Graham Medley, del Grupo Asesor Científico para Emergencias del Gobierno británico (SAGE) ha aclarado que la reapertura de las escuelas es “clave” para los intereses del gobierno. Por tanto se ha referido a un “un intercambio” en el orden de prioridades del desconfinamiento.

“Estamos en una situación en la que la mayoría piensa que la apertura de las escuelas es una prioridad para la salud”, ha dicho Medley para la BBC.

Para garantizar la seguridad de los escolares en el regreso a clases el investigador ha considerado necesario “cerrar algunas otras redes de conexión” de manera que pueda minimizarse la estadía del virus en Inglaterra.

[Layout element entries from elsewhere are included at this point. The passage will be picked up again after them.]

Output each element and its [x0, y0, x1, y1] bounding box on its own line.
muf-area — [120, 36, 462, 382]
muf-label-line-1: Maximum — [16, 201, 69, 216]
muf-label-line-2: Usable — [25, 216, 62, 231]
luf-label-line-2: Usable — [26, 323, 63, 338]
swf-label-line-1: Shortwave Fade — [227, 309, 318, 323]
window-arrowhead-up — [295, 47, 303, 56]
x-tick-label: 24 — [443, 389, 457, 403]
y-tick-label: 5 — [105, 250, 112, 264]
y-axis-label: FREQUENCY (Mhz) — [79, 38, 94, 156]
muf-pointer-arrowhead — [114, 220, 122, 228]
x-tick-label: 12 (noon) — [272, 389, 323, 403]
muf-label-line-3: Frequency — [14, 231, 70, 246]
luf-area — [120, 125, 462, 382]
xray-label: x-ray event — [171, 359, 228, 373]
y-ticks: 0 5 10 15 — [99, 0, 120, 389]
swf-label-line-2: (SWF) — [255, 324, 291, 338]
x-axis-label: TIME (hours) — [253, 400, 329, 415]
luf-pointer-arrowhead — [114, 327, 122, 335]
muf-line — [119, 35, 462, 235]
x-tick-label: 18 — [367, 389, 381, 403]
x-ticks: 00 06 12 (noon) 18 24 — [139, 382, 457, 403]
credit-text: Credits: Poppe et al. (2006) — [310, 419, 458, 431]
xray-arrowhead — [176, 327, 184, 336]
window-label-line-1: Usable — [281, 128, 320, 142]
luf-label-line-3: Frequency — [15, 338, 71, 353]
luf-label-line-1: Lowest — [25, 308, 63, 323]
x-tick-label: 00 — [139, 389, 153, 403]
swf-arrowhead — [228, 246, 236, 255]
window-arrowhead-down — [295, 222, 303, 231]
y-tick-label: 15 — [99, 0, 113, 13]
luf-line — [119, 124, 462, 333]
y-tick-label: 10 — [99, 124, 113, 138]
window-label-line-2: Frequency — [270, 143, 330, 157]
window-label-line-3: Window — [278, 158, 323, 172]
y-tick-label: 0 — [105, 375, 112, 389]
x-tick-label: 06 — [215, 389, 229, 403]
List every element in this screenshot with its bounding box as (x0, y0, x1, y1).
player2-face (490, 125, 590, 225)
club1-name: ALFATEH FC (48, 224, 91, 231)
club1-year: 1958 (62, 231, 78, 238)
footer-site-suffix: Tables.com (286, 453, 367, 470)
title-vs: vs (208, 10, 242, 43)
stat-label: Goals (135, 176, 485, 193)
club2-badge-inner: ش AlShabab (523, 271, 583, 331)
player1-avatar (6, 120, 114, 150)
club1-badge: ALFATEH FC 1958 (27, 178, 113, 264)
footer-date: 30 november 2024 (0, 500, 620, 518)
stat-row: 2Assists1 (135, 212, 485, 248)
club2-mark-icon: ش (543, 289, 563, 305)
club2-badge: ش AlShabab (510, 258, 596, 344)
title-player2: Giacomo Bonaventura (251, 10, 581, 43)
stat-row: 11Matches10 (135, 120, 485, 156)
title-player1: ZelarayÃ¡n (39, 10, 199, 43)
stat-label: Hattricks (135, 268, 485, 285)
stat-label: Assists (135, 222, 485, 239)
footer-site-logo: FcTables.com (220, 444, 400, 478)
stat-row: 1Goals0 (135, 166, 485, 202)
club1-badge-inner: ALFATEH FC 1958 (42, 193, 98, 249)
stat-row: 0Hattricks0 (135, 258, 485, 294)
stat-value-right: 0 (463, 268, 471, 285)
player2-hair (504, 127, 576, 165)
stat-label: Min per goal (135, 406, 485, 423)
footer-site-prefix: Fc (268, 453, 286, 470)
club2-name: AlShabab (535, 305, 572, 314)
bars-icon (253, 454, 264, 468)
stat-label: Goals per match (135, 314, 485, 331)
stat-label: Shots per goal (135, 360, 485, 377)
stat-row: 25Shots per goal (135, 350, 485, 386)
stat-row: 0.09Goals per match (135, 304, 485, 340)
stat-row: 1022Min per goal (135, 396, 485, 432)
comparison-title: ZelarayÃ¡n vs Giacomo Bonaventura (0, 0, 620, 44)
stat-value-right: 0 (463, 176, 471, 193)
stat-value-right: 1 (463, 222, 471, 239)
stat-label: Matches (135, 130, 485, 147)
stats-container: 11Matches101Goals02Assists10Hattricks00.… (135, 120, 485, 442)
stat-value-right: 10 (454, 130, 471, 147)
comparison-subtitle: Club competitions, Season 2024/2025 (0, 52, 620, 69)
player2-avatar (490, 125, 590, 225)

Por eso a cuatro millones de ingleses al norte se le ha agregado como restricción que no podrán visitar a otras personas en sus casas, considerando un rebrote en Manchester, East Lancashire y West Yorkshire.

Aunque no se permite la interacción con otras personas fuera del grupo familiar, las personas que habiten juntas podrán visitar restaurantes o “pub” siempre y cuando no se mezclen con otros grupos.

La insistencia en esta medida se deba a que la mayor cantidad de contagios se produce “entre hogares que se visitan entre sí y gente que visita a parientes y amigos” según ha declarado el ministro de sanidad conservador, Matt Hancock.

Por otro lado, ya el gobierno ha abandonado el plan de retomar la normalidad económica para noviembre, como lo había anunciado Boris Johnson hacía dos semanas. Por lo cual no se espera que esta próxima sea una Navidad como se había visto antes en el Reino Unido.

En el balance del pasado viernes las muertes por la COVID-19 en todo el Reino Unido se había elevado en 120 al llegar a 46.119. Ese día se cuantificaron 880 nuevos contagios, que ha sido el número más alto del mes.